Good Calories, Bad Calories calls into question all of the conventional wisdom about obesity and weight gain. If the story in GCBC is right, then no amount of calorie restriction or exercise would have helped my dad. I find myself really wanting to believe it because it would mean my dad was a victim of poor medical advice, not poor self-control.

Low Calorie Diets Don’t Work

One of the most common findings in obesity research, according to GCBC, is that obese people tend to eat about the same amount as lean people. People who are obese aren’t overeating, at least not compared to non-obese people. Perhaps obese people just have different physiology than non-obese people, and need even fewer calories. If this was the case, then calorie restriction should lead to weight loss.

Not surprising to anyone, calorie restriction diets don’t work. There are a number of studies showing this fact. Ansel Keys even did a number of semi-starvation diet studies in which he reduced the calorie intake of subjects by a third or more. These subjects lost maybe 20 pounds, but also experienced other severe effects.

Subjects complained constantly of being hungry. They grew lethargic. They grew depressed. One subject in the study was enrolled in a psychiatric clinic halfway through because he was talking about hurting himself and others. Another subject actually did engage in self-harm near the end of the study.

The subjects didn’t even keep the weight off afterwards. Once the study ended, subjects ate as much as possible. When calorie restriction ends, people tend to eat until they have regained any lost weight and more. In several studies, participants who were later allowed an unrestricted diet complained that they didn’t feel full even after eating 8000 calories a day.

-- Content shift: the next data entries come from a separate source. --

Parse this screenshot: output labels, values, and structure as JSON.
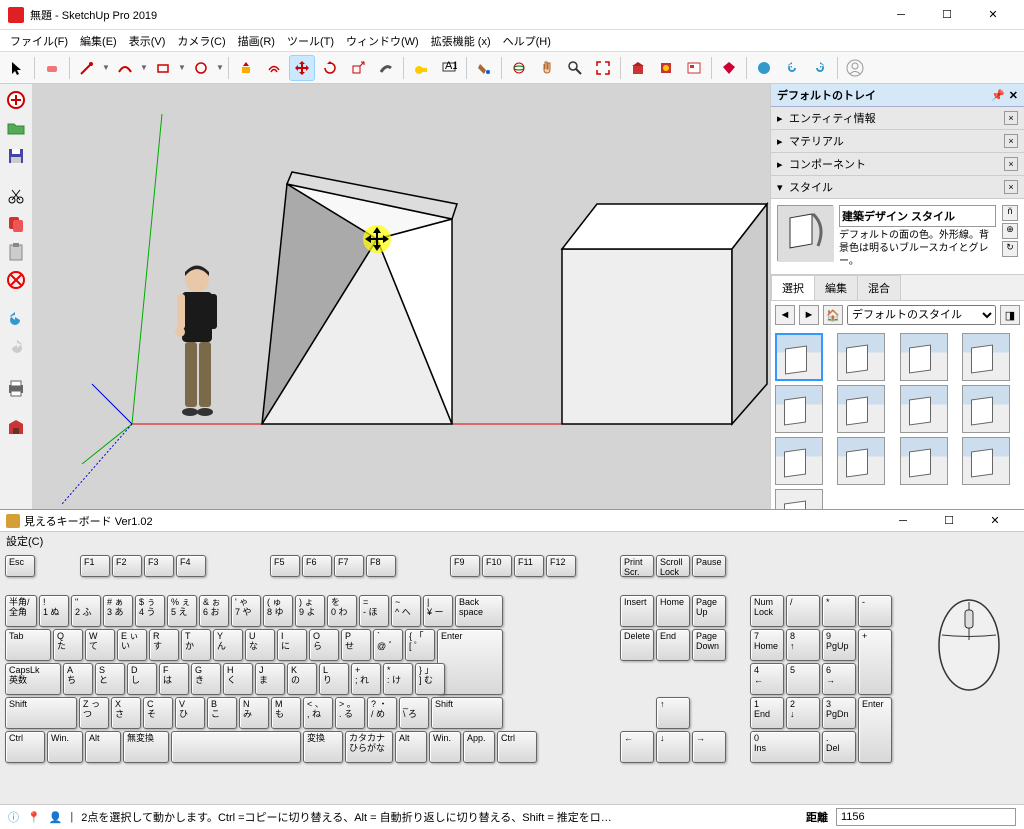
{
  "window": {
    "title": "無題 - SketchUp Pro 2019"
  },
  "menu": {
    "file": "ファイル(F)",
    "edit": "編集(E)",
    "view": "表示(V)",
    "camera": "カメラ(C)",
    "draw": "描画(R)",
    "tools": "ツール(T)",
    "window": "ウィンドウ(W)",
    "ext": "拡張機能 (x)",
    "help": "ヘルプ(H)"
  },
  "tray": {
    "title": "デフォルトのトレイ",
    "entity": "エンティティ情報",
    "material": "マテリアル",
    "component": "コンポーネント",
    "style": "スタイル"
  },
  "style": {
    "title": "建築デザイン スタイル",
    "desc": "デフォルトの面の色。外形線。背景色は明るいブルースカイとグレー。",
    "tab_select": "選択",
    "tab_edit": "編集",
    "tab_mix": "混合",
    "dropdown": "デフォルトのスタイル"
  },
  "kbd": {
    "title": "見えるキーボード Ver1.02",
    "settings": "設定(C)"
  },
  "keys": {
    "esc": "Esc",
    "f1": "F1",
    "f2": "F2",
    "f3": "F3",
    "f4": "F4",
    "f5": "F5",
    "f6": "F6",
    "f7": "F7",
    "f8": "F8",
    "f9": "F9",
    "f10": "F10",
    "f11": "F11",
    "f12": "F12",
    "prtsc": "Print\nScr.",
    "scrlk": "Scroll\nLock",
    "pause": "Pause",
    "hankaku": "半角/\n全角",
    "backspace": "Back\nspace",
    "tab": "Tab",
    "enter": "Enter",
    "capslock": "CapsLk\n英数",
    "shift": "Shift",
    "ctrl": "Ctrl",
    "win": "Win.",
    "alt": "Alt",
    "muhenkan": "無変換",
    "henkan": "変換",
    "katakana": "カタカナ\nひらがな",
    "app": "App.",
    "insert": "Insert",
    "home": "Home",
    "pgup": "Page\nUp",
    "delete": "Delete",
    "end": "End",
    "pgdn": "Page\nDown",
    "numlock": "Num\nLock",
    "numdiv": "/",
    "nummul": "*",
    "numsub": "-",
    "numadd": "+",
    "numenter": "Enter",
    "num7": "7\nHome",
    "num8": "8\n↑",
    "num9": "9\nPgUp",
    "num4": "4\n←",
    "num5": "5",
    "num6": "6\n→",
    "num1": "1\nEnd",
    "num2": "2\n↓",
    "num3": "3\nPgDn",
    "num0": "0\nIns",
    "numdot": ".\nDel",
    "r1": [
      "!\n1 ぬ",
      "\"\n2 ふ",
      "# ぁ\n3 あ",
      "$ ぅ\n4 う",
      "% ぇ\n5 え",
      "& ぉ\n6 お",
      "' ゃ\n7 や",
      "( ゅ\n8 ゆ",
      ") ょ\n9 よ",
      "  を\n0 わ",
      "= \n- ほ",
      "~\n^ へ",
      "|\n¥ ー"
    ],
    "r2": [
      "Q\n  た",
      "W\n  て",
      "E ぃ\n  い",
      "R\n  す",
      "T\n  か",
      "Y\n  ん",
      "U\n  な",
      "I\n  に",
      "O\n  ら",
      "P\n  せ",
      "`\n@ ゛",
      "{ 「\n[ ゜"
    ],
    "r3": [
      "A\n  ち",
      "S\n  と",
      "D\n  し",
      "F\n  は",
      "G\n  き",
      "H\n  く",
      "J\n  ま",
      "K\n  の",
      "L\n  り",
      "+\n; れ",
      "*\n: け",
      "} 」\n] む"
    ],
    "r4": [
      "Z っ\n  つ",
      "X\n  さ",
      "C\n  そ",
      "V\n  ひ",
      "B\n  こ",
      "N\n  み",
      "M\n  も",
      "< 、\n, ね",
      "> 。\n. る",
      "? ・\n/ め",
      "_\n\\ ろ"
    ]
  },
  "status": {
    "hint": "2点を選択して動かします。Ctrl =コピーに切り替える、Alt = 自動折り返しに切り替える、Shift = 推定をロ…",
    "label": "距離",
    "value": "1156"
  }
}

Several experiments on overfeeding have also been done. Subjects are given from 1000 to 8000 more calories per day than their standard diet. On these overfeeding diets, weight gain varies dramatically by person. Some people put on less than 10 pounds, others put on 30. After the studies end, subjects generally return to the weight that they had been at before the diet. This seems to indicate that diet by itself is not the most important factor in a person’s weight.

Standard calorie restriction dieting is not just ineffective, it also seems to be directly harmful to mental health.

Exercise Doesn’t Work

No studies have ever shown exercise can help reduce weight. A meta-study cited in GCBC estimated that, depending on type of exercise, weight can be expected to change by -3.2oz to 1.2oz. In other words, it may go up or down, but not by much.

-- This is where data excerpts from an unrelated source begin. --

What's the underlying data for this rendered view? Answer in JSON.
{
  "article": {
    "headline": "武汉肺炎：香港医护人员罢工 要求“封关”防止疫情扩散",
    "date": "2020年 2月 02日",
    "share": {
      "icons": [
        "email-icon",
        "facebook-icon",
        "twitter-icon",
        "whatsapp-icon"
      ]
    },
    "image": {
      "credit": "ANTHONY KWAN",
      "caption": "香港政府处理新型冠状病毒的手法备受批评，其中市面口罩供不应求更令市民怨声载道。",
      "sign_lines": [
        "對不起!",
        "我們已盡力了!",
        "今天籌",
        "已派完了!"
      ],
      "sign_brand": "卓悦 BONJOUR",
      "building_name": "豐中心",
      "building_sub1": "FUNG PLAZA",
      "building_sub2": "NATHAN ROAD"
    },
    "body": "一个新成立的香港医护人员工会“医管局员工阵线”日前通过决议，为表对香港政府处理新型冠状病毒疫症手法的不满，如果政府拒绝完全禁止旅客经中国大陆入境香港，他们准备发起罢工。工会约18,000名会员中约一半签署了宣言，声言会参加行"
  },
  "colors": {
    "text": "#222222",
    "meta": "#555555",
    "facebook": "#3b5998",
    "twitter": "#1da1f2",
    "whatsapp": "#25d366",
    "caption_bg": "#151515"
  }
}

I’m used to thinking of fast and slow metabolism being relevant to a person’s weight, but apparently this isn’t so. People who are overweight don’t just have more fat, they often have more connective tissues and muscle, which increases metabolism. The metabolism of overweight people tends to be higher than that of lean people, not lower. Furthermore, metabolic rates differ greatly between people even of the same weight. People of different weights may still have similar metabolic rates. So it seems that trying to raise metabolism by exercising won’t cause weight loss.

Low Carbohydrate Diets Often Work

Quite a few studies are described in GCBC that led to significant weight loss, and carbohydrate restriction was common among them all. Several studies were on diets of 800-1200 calories, mostly fat and protein. These were apparently pretty effective. Other studies were on unlimited calorie diets that limited carbohydrates to only 80 or 100 calories per day. These unlimited calorie diets were also effective at leading to people losing weight.

From the mid 1800’s to the mid 1900’s, it was apparently well known that low carbohydrate, high fat and protein diets would help someone to lose weight. It wasn’t until dietary fat became demonized for heart disease that it also came to be seen as the main cause of bodyfat. Several popular modern diets also subscribe to basically the same mechanisms, including the Atkin’s diet and the first stage of the South Beach Diet.

Interestingly, many of the larger studies on low carbohydrate diets didn’t work for everyone. Some studies had subjects that only lost weight if they ate no carbohydrates at all; some studies showed only half the people in the study lost weight. While low carb diets seem like the best bet for someone wanting to lose weight, they don’t seem like a sure thing.

Set Points

There’s a common theory that the body has a “set-point” for weight that it wants to stick to. No matter how you change behaviour, your body will try and stick to its set point. If you eat less, your body will try and do less and you’ll feel sluggish and tired. If you exercise more, your body will feel hungrier. So for an obese person to reduce their weight, the most effective thing to do would be to change that set point.

GCBC suggests that the set point is due to fat cells taking in energy at a different rate than they release it. Since fat cells support us between meals, we need enough fat to release energy for us when we’re exercising or not eating. If someone has fat cells that very easily release energy, they may need less fat in order to manage the between meal times. The opposite is also true; if someone has fat cells that have difficulty letting go of energy already absorbed, they may need more fat to release the required amount of energy over time.

According to GCBC, changing the amount of energy released by fat cells is as simple as changing how many carbohydrates you’re eating. If you eat a lot of carbs, it somehow messes with the system that allows fat cells to take in and release energy. Switching to low carb diets changes the set point, so you don’t even have to change the total number of calories you’re eating. This is a pretty cool system, so I’m going to save discussion of it for its own post.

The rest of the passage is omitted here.